You speak, and your device will listen... even if your device is halfway across the world!
This instructable will teach you how to use a voice recognition system based on the Intel RealSense camera to send RESTful commands over the internet to other devices, thus enabling you to use only your voice to control those devices.
Teachers! Did you use this instructable in your classroom?
Add a Teacher Note to share how you incorporated it into your lesson.
Step 1: Devices Required
This instructable is based on the Intel RealSense Camera F200 and the Intel Galileo Gen 2 platform.
The Intel RealSense Camera F200 is a gesture-based Human-Computer Interaction platform. It is a bundle of consumer grade 3D cameras and microphones with a powerful machine perception library to support third-party software developers
The Intel Galileo Gen 2 board will be used to simulate a device connected over the internet, listening to the RESTful commands. In order to visualize the execution of the commands, we will also use a Grove LCD Display from the Grove Starter Kit Plus - Intel IoT Edition for Intel Galileo Gen 2 Developer Kit:
Observation: The camera, at the time of this writing, was not available for regular purchase, but a developer registered in the Intel Developer Program was able place an order.
Step 2: Configuring the Intel RealSense Camera F200
In order to be able to setup the camera, you will need a computer with a 3rd generation Intel Core processor and a USB 3 port, otherwise the camera will not be recognized and the installation step will fail.
There is a page, at the Intel Developer Zone, with a step-by-step tutorial for installing the camera:
At this page you can download the latest driver, SDK and firmware updating tool.
The main challenge to correctly set up this camera is not the installation step, which is easy to follow through the wizards provided, but to ensure that the camera will continue to function after your first reboot. There are some issues regarding the USB drivers for Windows 8, where the camera erratically is shown to be connected and disconnected. Although not recommended, the link bellow discusses the question and provides a Windows 7 USB 3.0 stack to replace the Windows 8 stack:
If you don´t want to mess up with your USB 3.0 driver, you can use a special shutdown command whenever the camera behaves erratically: cmd.exe > shutdown /s /t 0
Step 3: Galileo Hardware & Software Setup
In order to to test our command-recognition system, we developed a small Galileo based web server to receive requests and do your bidding!
We assume that you already prepared your Edison to start programming. There are several tutorials here on Instructables to get started with Edison.

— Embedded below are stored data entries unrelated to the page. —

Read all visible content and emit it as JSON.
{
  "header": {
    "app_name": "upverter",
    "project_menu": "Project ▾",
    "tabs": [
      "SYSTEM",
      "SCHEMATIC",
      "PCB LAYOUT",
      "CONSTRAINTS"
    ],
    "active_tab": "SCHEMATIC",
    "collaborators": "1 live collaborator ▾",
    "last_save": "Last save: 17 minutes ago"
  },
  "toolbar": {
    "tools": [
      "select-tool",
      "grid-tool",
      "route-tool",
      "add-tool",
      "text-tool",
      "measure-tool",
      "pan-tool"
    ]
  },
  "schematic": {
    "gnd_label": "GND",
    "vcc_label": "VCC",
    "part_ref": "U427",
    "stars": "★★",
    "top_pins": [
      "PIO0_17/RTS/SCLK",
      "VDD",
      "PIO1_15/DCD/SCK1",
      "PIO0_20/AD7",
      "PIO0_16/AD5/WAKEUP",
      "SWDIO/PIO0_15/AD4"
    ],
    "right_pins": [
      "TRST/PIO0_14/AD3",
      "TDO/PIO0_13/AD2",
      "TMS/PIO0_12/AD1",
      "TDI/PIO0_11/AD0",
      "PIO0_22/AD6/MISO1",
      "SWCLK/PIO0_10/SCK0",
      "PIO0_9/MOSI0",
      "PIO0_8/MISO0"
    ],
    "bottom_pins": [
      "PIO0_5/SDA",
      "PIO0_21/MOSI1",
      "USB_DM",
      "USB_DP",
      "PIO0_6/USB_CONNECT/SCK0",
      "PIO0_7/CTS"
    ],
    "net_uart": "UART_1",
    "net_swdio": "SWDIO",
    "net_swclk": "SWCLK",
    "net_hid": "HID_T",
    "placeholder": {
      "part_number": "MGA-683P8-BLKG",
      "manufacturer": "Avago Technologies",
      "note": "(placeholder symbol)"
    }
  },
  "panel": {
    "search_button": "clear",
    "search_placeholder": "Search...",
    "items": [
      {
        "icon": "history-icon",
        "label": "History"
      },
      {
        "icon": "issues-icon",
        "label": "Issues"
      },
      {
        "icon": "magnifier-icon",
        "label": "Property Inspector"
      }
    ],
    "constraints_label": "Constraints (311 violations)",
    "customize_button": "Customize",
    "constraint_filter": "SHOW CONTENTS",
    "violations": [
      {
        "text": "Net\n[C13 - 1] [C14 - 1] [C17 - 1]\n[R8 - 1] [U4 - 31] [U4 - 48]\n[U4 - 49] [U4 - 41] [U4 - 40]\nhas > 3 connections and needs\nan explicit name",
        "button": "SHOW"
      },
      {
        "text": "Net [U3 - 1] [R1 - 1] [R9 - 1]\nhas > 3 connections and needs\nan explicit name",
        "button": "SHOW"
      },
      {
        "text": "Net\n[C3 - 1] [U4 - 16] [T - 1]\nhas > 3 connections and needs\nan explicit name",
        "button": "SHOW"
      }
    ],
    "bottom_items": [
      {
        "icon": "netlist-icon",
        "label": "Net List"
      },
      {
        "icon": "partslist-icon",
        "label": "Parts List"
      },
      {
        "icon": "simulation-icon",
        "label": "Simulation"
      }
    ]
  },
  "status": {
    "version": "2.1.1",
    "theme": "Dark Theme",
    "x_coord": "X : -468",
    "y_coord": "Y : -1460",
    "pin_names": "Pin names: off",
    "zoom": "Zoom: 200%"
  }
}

It is advised to test your Edison/Galileo with some templates - such as the "hello world" of electronics, the blinking led.
Since we wanted to build a platform to execute voice commands given over the internet, we built a simple display to show every command received, using the Seeed Studio Groove LCD Display. If you want to add any behavior - through sensors and actuators - to the command server later, its easy to hack. Remember you have to connect the display to an I2C port.
To control the Seeed Studio Groove LCD Display and to create the web server, we choose an API called Cylon (http://cylonjs.com/). It is listed in the package.json file of our project and will be installed automatically when you upload the code to the Galileo.
Step 4: The Command Recognizer: Discussion & Source Code
The command recognizer is a .NET application built to provide support for voice recognition. It is based on the Intel RealSense Camera SDK, which has incredible features that allow word and phrase recognition of many different languages - we installed the Portuguese package, since English is the default, and used both in the application.
The program works by recognizing words and phrases spoken and comparing them to a dictionary of commands. Then, if there is a match to any command, it is executed. Commands are RESTFul requests to a device chosen in the applications interface, and are described in a JSON file contained in the "release" and "debug" directories of the .NET project. You can edit those files to add, edit or remove commands from the list. The commands used for testing purposes, both in english and portuguese, are:
"forward" : "http://IP:PORT/api/robots/JohnnyTwo/commands/forward"
"left" : "http://IP:PORT/api/robots/JohnnyTwo/commands/turnLeft"
"right" : "http://IP:PORT/api/robots/JohnnyTwo/commands/turnRight"
"stop" : "http://IP:PORT/api/robots/JohnnyTwo/commands/brake"
"frente" : "http://IP:PORT/api/robots/JohnnyTwo/commands/forward"
"atrás" : "http://IP:PORT/api/robots/JohnnyTwo/commands/backward"
"direita" : "http://IP:PORT/api/robots/JohnnyTwo/commands/turnRight"
"parar" : "http://IP:PORT/api/robots/JohnnyTwo/commands/brake"
In the left column we have the commands that can be recognized and, in the right column, the RESTFul requests that will be made by the application. The IP and PORT will be replaced by the information provided by the user after starting the application.
Step 5: Using the Application
One important thing you need to know: There is no need of the Intel RealSense Camera to use the program, it was designed to accept any audio source stream available in the device to work. We just need its SDK!
Before starting, you need to:
- Provide the IP address and the port of the device that will serve the requests
- Chose the audio source stream
- Chose the language in which the commands will be given
After this initial configuration, you will just have to press the start button and it is done, you can give commands to your device!